Saturday, June 24, 2017

domain name system - Why should one have a secondary DNS server?



I'm very confused.



I basically understand how DNS works. Here's an example that helps illustrate what I'm having trouble understanding.



Right now, I run a small web-server. I use my provider's DNS manager, so I don't have a DNS server hosted on the machine.



Let's say for a second, that I don't use my host's DNS, and I decide to set up a DNS server on my server. Hypothetical scenario: my server (entire) server goes down - DNS included. Why do I need backup DNS? If the server is down, who cares if the DNS server is down too, considering that even if I had DNS up (it wasn't on the crashed server), it wouldn't be able to forward requests anyway since the server would be down?

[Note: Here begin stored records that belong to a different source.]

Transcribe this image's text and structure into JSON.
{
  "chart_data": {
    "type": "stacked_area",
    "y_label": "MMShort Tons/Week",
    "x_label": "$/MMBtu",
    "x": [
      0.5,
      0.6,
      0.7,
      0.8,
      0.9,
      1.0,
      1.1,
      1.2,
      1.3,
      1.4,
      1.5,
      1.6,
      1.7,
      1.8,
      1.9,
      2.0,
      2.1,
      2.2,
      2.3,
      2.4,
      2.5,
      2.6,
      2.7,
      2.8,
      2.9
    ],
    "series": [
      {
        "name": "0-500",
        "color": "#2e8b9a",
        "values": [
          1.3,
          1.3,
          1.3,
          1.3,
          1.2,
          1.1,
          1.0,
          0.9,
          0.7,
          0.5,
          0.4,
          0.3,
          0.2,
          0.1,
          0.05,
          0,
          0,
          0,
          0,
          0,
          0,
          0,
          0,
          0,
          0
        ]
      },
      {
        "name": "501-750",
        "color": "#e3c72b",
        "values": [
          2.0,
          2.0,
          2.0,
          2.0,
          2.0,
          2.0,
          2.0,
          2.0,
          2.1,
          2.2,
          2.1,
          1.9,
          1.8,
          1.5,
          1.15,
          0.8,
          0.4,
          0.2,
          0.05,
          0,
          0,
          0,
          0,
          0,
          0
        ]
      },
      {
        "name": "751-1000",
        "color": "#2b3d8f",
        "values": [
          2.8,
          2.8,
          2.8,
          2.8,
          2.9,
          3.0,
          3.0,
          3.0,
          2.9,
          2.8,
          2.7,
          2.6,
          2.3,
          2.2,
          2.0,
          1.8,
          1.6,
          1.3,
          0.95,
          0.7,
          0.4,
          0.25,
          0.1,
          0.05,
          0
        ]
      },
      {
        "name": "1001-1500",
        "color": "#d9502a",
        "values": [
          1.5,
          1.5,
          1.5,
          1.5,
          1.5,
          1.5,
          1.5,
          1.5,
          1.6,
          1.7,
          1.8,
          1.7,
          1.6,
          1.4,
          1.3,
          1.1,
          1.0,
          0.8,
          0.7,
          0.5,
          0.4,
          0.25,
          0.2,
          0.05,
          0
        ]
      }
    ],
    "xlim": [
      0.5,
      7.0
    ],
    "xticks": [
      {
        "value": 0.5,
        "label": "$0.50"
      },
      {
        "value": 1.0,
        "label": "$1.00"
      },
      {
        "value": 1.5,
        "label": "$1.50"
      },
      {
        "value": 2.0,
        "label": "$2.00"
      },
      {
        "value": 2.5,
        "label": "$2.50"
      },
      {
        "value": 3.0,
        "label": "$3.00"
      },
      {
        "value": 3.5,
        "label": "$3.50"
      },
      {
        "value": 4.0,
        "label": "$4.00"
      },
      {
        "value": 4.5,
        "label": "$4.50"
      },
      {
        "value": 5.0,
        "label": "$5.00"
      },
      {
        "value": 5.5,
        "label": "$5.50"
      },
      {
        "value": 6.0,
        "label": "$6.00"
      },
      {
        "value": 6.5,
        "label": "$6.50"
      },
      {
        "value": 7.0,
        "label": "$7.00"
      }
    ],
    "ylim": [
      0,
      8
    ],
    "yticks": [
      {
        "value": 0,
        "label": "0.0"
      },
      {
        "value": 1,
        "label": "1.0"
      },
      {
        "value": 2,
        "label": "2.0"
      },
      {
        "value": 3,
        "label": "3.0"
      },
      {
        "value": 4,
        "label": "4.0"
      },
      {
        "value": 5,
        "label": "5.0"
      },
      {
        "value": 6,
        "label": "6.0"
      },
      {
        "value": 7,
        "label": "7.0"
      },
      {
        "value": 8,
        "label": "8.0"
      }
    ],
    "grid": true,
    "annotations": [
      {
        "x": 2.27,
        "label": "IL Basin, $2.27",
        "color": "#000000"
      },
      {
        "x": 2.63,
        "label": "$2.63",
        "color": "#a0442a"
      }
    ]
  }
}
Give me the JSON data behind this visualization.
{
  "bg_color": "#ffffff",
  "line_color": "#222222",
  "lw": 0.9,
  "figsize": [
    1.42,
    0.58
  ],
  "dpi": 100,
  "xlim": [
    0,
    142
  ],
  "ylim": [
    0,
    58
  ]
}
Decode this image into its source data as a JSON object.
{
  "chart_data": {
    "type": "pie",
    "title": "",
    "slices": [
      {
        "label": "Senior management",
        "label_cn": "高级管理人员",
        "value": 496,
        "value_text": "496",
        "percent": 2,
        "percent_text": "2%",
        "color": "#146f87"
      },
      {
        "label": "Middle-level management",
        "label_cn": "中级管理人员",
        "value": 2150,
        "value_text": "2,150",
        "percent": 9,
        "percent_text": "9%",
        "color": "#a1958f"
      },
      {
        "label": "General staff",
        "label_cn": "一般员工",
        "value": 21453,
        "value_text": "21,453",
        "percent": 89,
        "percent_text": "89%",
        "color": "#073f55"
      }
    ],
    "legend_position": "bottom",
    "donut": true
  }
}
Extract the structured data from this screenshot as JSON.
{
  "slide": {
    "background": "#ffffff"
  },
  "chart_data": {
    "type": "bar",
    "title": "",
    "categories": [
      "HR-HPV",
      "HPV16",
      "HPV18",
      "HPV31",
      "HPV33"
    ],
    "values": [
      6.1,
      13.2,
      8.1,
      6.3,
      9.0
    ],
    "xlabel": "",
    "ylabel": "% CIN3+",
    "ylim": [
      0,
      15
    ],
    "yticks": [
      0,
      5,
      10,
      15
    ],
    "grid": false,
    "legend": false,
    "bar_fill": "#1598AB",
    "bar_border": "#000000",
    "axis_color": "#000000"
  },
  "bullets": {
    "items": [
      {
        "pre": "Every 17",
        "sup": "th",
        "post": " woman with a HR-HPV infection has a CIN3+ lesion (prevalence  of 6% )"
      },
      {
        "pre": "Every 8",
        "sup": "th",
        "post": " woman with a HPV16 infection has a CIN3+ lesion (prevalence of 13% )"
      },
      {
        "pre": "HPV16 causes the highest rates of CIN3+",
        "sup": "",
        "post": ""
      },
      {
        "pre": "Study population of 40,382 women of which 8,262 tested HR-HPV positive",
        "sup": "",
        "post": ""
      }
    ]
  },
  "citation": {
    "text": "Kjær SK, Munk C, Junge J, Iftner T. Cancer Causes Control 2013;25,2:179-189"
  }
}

Is the point of having secondary DNS, to be able to change the IP addresses that your DNS server points to, so if your webserver was down, you could redirect traffic to a backup? How would you switch to the secondary provider, in the event that your main DNS provider becomes unavailable? Is a backup DNS system basically up all the time? How is it configured? Is it just an exact clone of the DNS server you would have on your server? Do they run simultaneously?



Hopefully someone can see what I'm hung up on, and provide some guidance.


Answer



The major point in having a secondary DNS server is as backup in the event the primary DNS server handling your domain goes down. In this case, your server would be still up, and so without having a backup, nobody could get to your server possibly costing you lots of lost customers (i.e. REAL MONEY).

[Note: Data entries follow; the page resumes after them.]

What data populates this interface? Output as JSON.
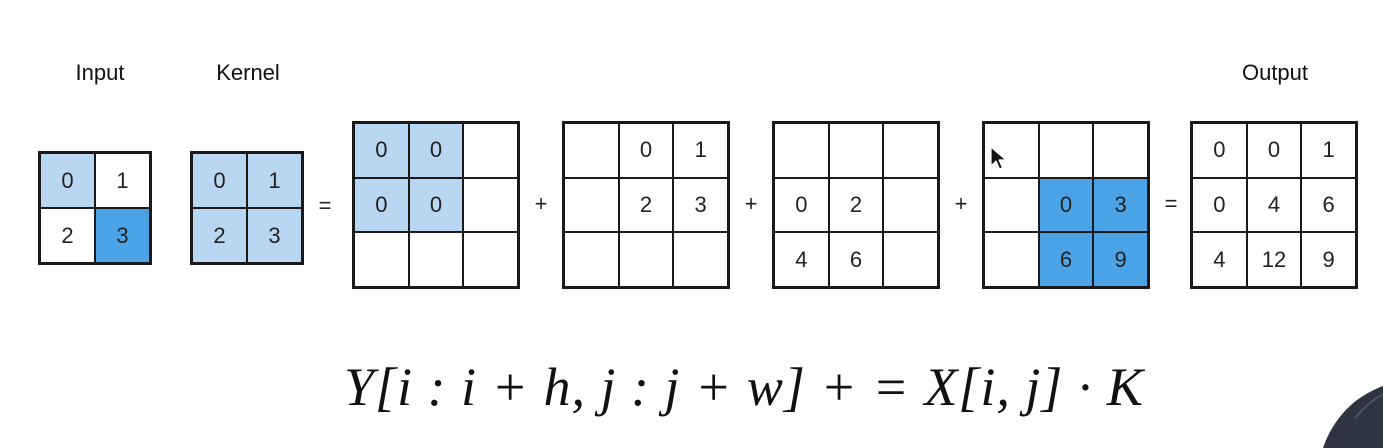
{
  "labels": {
    "input": "Input",
    "kernel": "Kernel",
    "output": "Output"
  },
  "operators": [
    "=",
    "+",
    "+",
    "+",
    "="
  ],
  "matrices": {
    "input": [
      [
        {
          "v": "0",
          "h": "light"
        },
        {
          "v": "1",
          "h": ""
        }
      ],
      [
        {
          "v": "2",
          "h": ""
        },
        {
          "v": "3",
          "h": "dark"
        }
      ]
    ],
    "kernel": [
      [
        {
          "v": "0",
          "h": "light"
        },
        {
          "v": "1",
          "h": "light"
        }
      ],
      [
        {
          "v": "2",
          "h": "light"
        },
        {
          "v": "3",
          "h": "light"
        }
      ]
    ],
    "term1": [
      [
        {
          "v": "0",
          "h": "light"
        },
        {
          "v": "0",
          "h": "light"
        },
        {
          "v": "",
          "h": ""
        }
      ],
      [
        {
          "v": "0",
          "h": "light"
        },
        {
          "v": "0",
          "h": "light"
        },
        {
          "v": "",
          "h": ""
        }
      ],
      [
        {
          "v": "",
          "h": ""
        },
        {
          "v": "",
          "h": ""
        },
        {
          "v": "",
          "h": ""
        }
      ]
    ],
    "term2": [
      [
        {
          "v": "",
          "h": ""
        },
        {
          "v": "0",
          "h": ""
        },
        {
          "v": "1",
          "h": ""
        }
      ],
      [
        {
          "v": "",
          "h": ""
        },
        {
          "v": "2",
          "h": ""
        },
        {
          "v": "3",
          "h": ""
        }
      ],
      [
        {
          "v": "",
          "h": ""
        },
        {
          "v": "",
          "h": ""
        },
        {
          "v": "",
          "h": ""
        }
      ]
    ],
    "term3": [
      [
        {
          "v": "",
          "h": ""
        },
        {
          "v": "",
          "h": ""
        },
        {
          "v": "",
          "h": ""
        }
      ],
      [
        {
          "v": "0",
          "h": ""
        },
        {
          "v": "2",
          "h": ""
        },
        {
          "v": "",
          "h": ""
        }
      ],
      [
        {
          "v": "4",
          "h": ""
        },
        {
          "v": "6",
          "h": ""
        },
        {
          "v": "",
          "h": ""
        }
      ]
    ],
    "term4": [
      [
        {
          "v": "",
          "h": ""
        },
        {
          "v": "",
          "h": ""
        },
        {
          "v": "",
          "h": ""
        }
      ],
      [
        {
          "v": "",
          "h": ""
        },
        {
          "v": "0",
          "h": "dark"
        },
        {
          "v": "3",
          "h": "dark"
        }
      ],
      [
        {
          "v": "",
          "h": ""
        },
        {
          "v": "6",
          "h": "dark"
        },
        {
          "v": "9",
          "h": "dark"
        }
      ]
    ],
    "output": [
      [
        {
          "v": "0",
          "h": ""
        },
        {
          "v": "0",
          "h": ""
        },
        {
          "v": "1",
          "h": ""
        }
      ],
      [
        {
          "v": "0",
          "h": ""
        },
        {
          "v": "4",
          "h": ""
        },
        {
          "v": "6",
          "h": ""
        }
      ],
      [
        {
          "v": "4",
          "h": ""
        },
        {
          "v": "12",
          "h": ""
        },
        {
          "v": "9",
          "h": ""
        }
      ]
    ]
  },
  "formula": "Y[i : i + h, j : j + w] + = X[i, j] · K",
  "colors": {
    "light_highlight": "#b9d6f2",
    "dark_highlight": "#4aa3e6"
  }
}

A secondary DNS server is always up, and ready to serve. It can help balance the load on the network as there are now more than one authoritative place to get your information. Updates are generally performed automatically from the master DNS. Thus it is an exact clone of the master.



Generally a DNS server contains more information than just a single server, it might contain mail routing information, information for many many hosts, mail spam keys, etc. So resilancy and redundancy are of DEFINITE benefit to domain holders.




I hope this helps your understanding.